God is eternal. He has no beginning and no end. This is foundational for a popular argument for God’s existence. Reason demonstrates that something must have always existed.
It is not possible to count to the end of the series of real numbers. We can always count one more. It is, in one sense, an infinite series of discrete things. We can’t count to the end of a string like that. It has no end. An unending series of discrete things cannot, after all, have an end.
Similarly, we cannot expect that an infinite regress of finite causes exists either. That is, if we move backward from ourselves to the things that caused us, then backward to the things that caused them and so on, we must find something that did not have a beginning. Otherwise, the unending series of causes would have never arrived at us.

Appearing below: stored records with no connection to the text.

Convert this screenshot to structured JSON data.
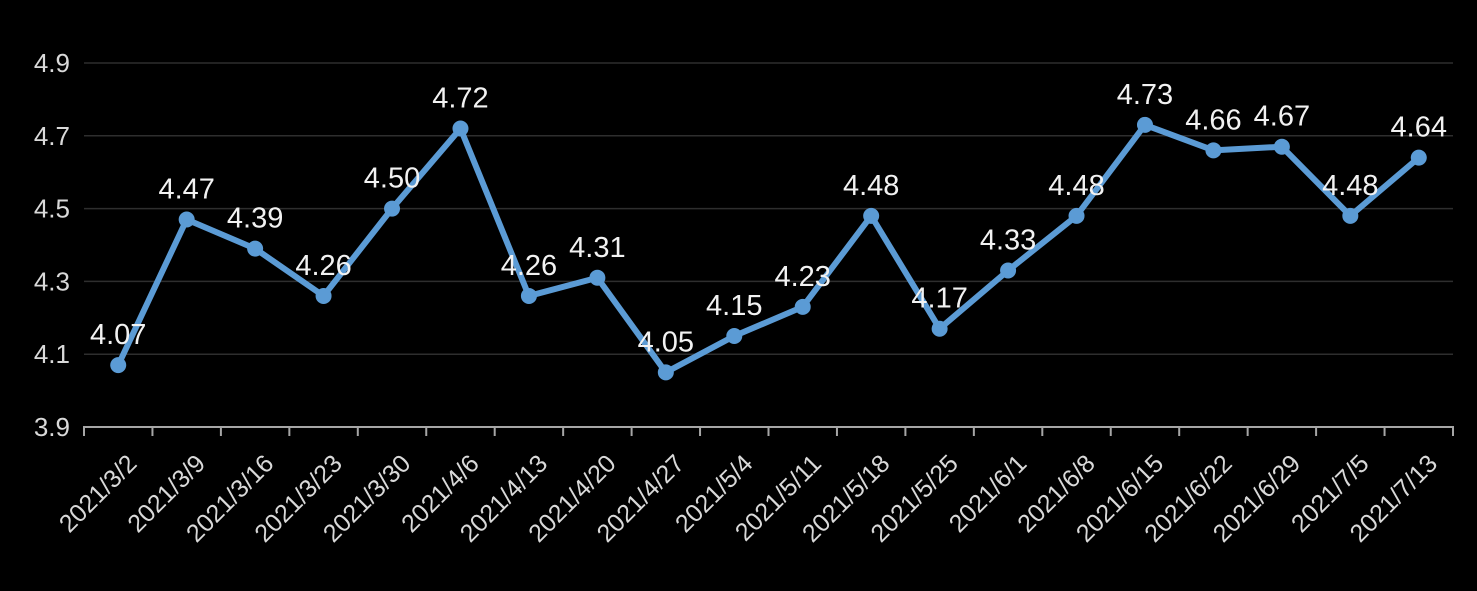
{
  "chart_data": {
    "type": "line",
    "title": "",
    "xlabel": "",
    "ylabel": "",
    "categories": [
      "2021/3/2",
      "2021/3/9",
      "2021/3/16",
      "2021/3/23",
      "2021/3/30",
      "2021/4/6",
      "2021/4/13",
      "2021/4/20",
      "2021/4/27",
      "2021/5/4",
      "2021/5/11",
      "2021/5/18",
      "2021/5/25",
      "2021/6/1",
      "2021/6/8",
      "2021/6/15",
      "2021/6/22",
      "2021/6/29",
      "2021/7/5",
      "2021/7/13"
    ],
    "series": [
      {
        "name": "value-series",
        "values": [
          4.07,
          4.47,
          4.39,
          4.26,
          4.5,
          4.72,
          4.26,
          4.31,
          4.05,
          4.15,
          4.23,
          4.48,
          4.17,
          4.33,
          4.48,
          4.73,
          4.66,
          4.67,
          4.48,
          4.64
        ],
        "data_labels": [
          "4.07",
          "4.47",
          "4.39",
          "4.26",
          "4.50",
          "4.72",
          "4.26",
          "4.31",
          "4.05",
          "4.15",
          "4.23",
          "4.48",
          "4.17",
          "4.33",
          "4.48",
          "4.73",
          "4.66",
          "4.67",
          "4.48",
          "4.64"
        ],
        "color": "#5B9BD5"
      }
    ],
    "ylim": [
      3.9,
      4.9
    ],
    "yticks": [
      3.9,
      4.1,
      4.3,
      4.5,
      4.7,
      4.9
    ],
    "ytick_labels": [
      "3.9",
      "4.1",
      "4.3",
      "4.5",
      "4.7",
      "4.9"
    ],
    "grid": true,
    "legend_position": "none",
    "x_label_rotation_deg": 45,
    "colors": {
      "background": "#000000",
      "line": "#5B9BD5",
      "marker": "#5B9BD5",
      "gridline": "#2E2E2E",
      "axis_line": "#A6A6A6",
      "axis_tick_label": "#D9D9D9",
      "data_label": "#F2F2F2"
    }
  }
}
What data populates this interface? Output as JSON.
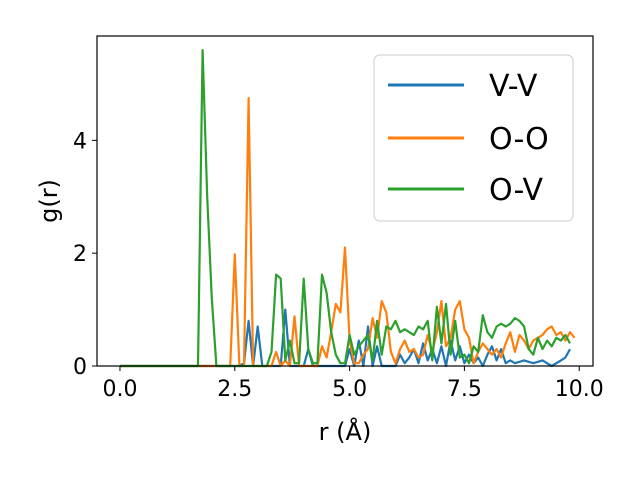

The infinite regression cannot exist in reality. Whatever the first cause was, it must have always been and it must have the power and ability to bring about all we see in the universe.
Something, or someone, has always been here. It was not caused to be by something that existed before it. It is self-existent; it has the power of being in itself because it existed by itself before it created.
As J. P. Morland points out, nothing outside this first cause can cause it to either act or not act. At the beginning, there was nothing outside it, so there was nothing to cause its actions. It has the power of choice. Only a person can choose to act or not to act.
This personality has always existed, is powerful enough to create the universe, and displays intention. This fits the Christian notion of God quite well, but not perfectly. But it must be kept in mind that this is not the only argument that can be given (Please see search label teleological argument," amoung others.).
Theistic arguments cannot be taken in isolation. We cannot ignore the things that one sub-argument proves just because it does not by itself prove the whole.
Counter-arguments often given revolve around the nature of time itself. Please note that I have not referenced time except as a reference to the string of causes, a reference to the order. I believe that time is an abstraction in the strictest sense.
The only way we measure time is by looking at some physical entity that is changing. It changes almost constantly in reference to everything else. A ticking watch and / or a decaying radioactive element is something that change physically. Time is our way of coming to terms with the change all around us, our way of referencing the changes we cannot keep track of.
We could think of it like a statistician does. We often look at experimental in “time order” so we can get an idea of any unknown independent variables that could be influencing the experimental outcomes. All we really have is a sequence of physical causes. Maybe there is a pattern in that sequence which gives away an unknown factor. Maybe if we keep careful notes, we can guess what it is.
The concept of time helps us to keep our bearings in the sequence of physical beings, but it has no existence in and of itself. Counter-arguments that reference a particular theory of time are just dancing around the obvious.